PITTSBURGH (NewsRadio 1020 KDKA/AP) – Allegheny County Council failed to pass a measure aiming to post “In God We Trust” in County Council chambers.
The vote needed eight votes in favor to pass, but failed in an 8-6 vote against it.
Allegheny County Executive Rich Fitzgerald pledged to veto a measure.
The Democrat official said the measure attacks diversity and says in a letter released to the media that it may offend those who are “Jewish, Hindu, Buddhist, Atheist, Muslim, Islamic or any other non-theistic group.”
Fitzgerald says it is “a movement by the right-wing evangelical Christians across the county basically to impose Christianity in courthouses and school buildings across the country.”

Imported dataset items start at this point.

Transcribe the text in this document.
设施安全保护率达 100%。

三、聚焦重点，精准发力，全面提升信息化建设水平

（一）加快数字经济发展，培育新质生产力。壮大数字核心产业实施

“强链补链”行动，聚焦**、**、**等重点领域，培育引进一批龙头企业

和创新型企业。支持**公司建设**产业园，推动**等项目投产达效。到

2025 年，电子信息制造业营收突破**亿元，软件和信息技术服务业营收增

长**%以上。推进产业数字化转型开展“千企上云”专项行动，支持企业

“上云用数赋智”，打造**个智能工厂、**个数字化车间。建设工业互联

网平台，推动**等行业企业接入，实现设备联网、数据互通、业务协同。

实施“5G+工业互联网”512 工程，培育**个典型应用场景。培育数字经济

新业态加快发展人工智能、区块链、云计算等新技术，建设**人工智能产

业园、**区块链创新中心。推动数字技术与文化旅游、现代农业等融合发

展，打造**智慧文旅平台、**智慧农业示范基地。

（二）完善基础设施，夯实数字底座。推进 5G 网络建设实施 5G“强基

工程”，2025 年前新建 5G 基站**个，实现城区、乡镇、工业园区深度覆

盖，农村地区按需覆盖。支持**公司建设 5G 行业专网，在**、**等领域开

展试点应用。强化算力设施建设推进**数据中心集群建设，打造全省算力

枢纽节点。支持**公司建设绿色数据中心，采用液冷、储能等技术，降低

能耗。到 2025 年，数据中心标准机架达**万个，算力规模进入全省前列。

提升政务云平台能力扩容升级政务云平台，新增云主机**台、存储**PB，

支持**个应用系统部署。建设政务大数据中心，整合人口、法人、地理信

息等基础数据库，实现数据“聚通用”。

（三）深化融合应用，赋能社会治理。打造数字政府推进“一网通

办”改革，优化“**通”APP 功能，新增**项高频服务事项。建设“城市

“Allegheny County and this region have become an accepting and inviting region in which we invite all people,” Fitzgerald said.

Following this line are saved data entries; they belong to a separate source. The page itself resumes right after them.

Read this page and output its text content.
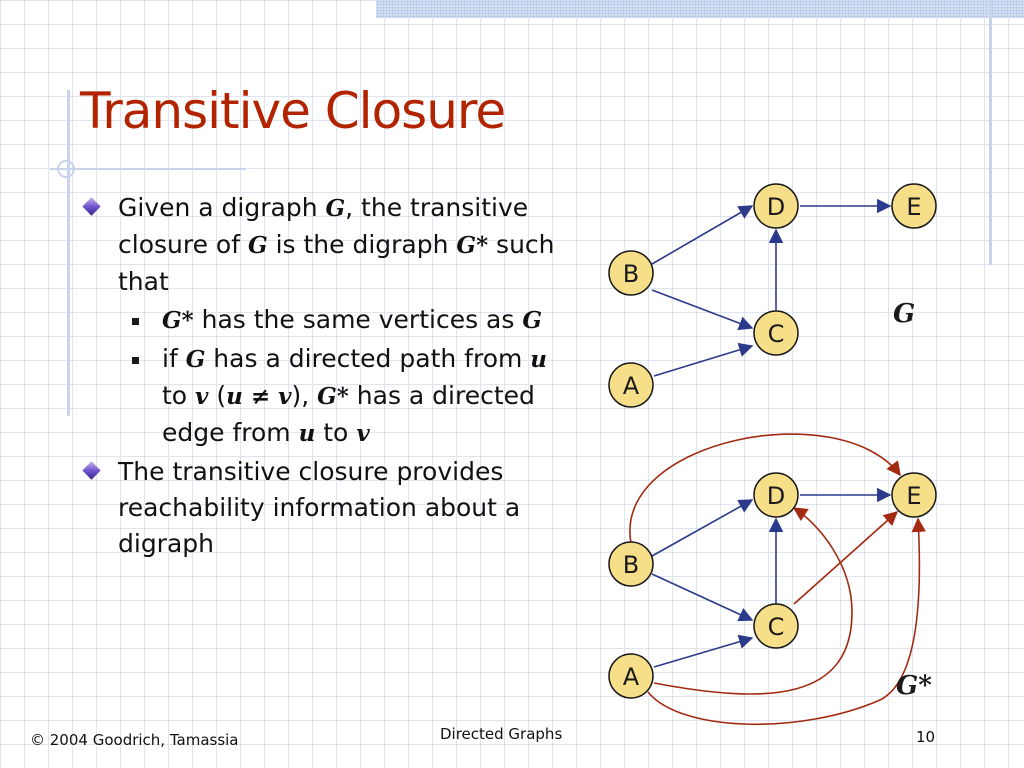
Transitive Closure
Given a digraph G, the transitive closure of G is the digraph G* such that
G* has the same vertices as G
if G has a directed path from u to v (u ≠ v), G* has a directed edge from u to v
The transitive closure provides reachability information about a digraph
D	E
B
C
A
G
D	E
B
C
A	G*
© 2004 Goodrich, Tamassia	Directed Graphs	10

He says he believes that displaying the motto would discourage that welcoming attitude.
The effort was approved by council’s government reform committee after several members agreed to add Pennsylvania’s motto of “Virtue, Liberty and Independence” and another U.S. motto, “E Pluribus Unum” to any display.
The bill was voted on at council’s Tuesday meeting.

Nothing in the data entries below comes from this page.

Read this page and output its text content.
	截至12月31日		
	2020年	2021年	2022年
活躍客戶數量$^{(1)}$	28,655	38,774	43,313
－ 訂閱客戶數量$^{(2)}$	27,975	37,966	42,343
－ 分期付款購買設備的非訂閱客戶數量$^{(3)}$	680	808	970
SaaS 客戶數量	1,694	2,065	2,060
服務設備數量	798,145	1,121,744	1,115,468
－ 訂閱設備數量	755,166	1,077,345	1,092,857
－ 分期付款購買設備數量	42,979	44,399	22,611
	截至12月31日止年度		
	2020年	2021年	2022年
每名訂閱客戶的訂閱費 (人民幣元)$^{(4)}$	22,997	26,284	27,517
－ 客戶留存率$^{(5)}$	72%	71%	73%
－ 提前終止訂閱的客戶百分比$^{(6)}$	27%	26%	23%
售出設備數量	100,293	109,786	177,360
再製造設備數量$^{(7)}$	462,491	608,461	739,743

Congress passed a law mandating “In God We Trust” be on all coins and currency in 1955, a year before it became the nation’s official motto.
“In God We Trust” is featured on the currency of the United States, so why does Fitzgerald think that the motto is “non-inviting?” He calls it a “code word” that right-wing evangelicals are using to push their agenda across the country.
He also recognizes that the Allegheny County Courthouse has had the Ten Commandments displayed on its outside walls for more than 100 years.
Fitzgerald says he believes this is a different circumstance because, “it has a historical significance,” and the proposed motto is about “trying to put something new, something branding on the courthouse that basically is non-inviting.”
“One of the things [the county] has lacked over the last couple of decades [when] our economy wasn’t doing very well, we didn’t attract people from other parts of the world like other communities did,” he said. “I think if we are going to be an inviting community, sending this kind of a signal would not be the best way to go.”
In his opinion, Fitzgerald says he thinks council is “posed to vote no” on the measure.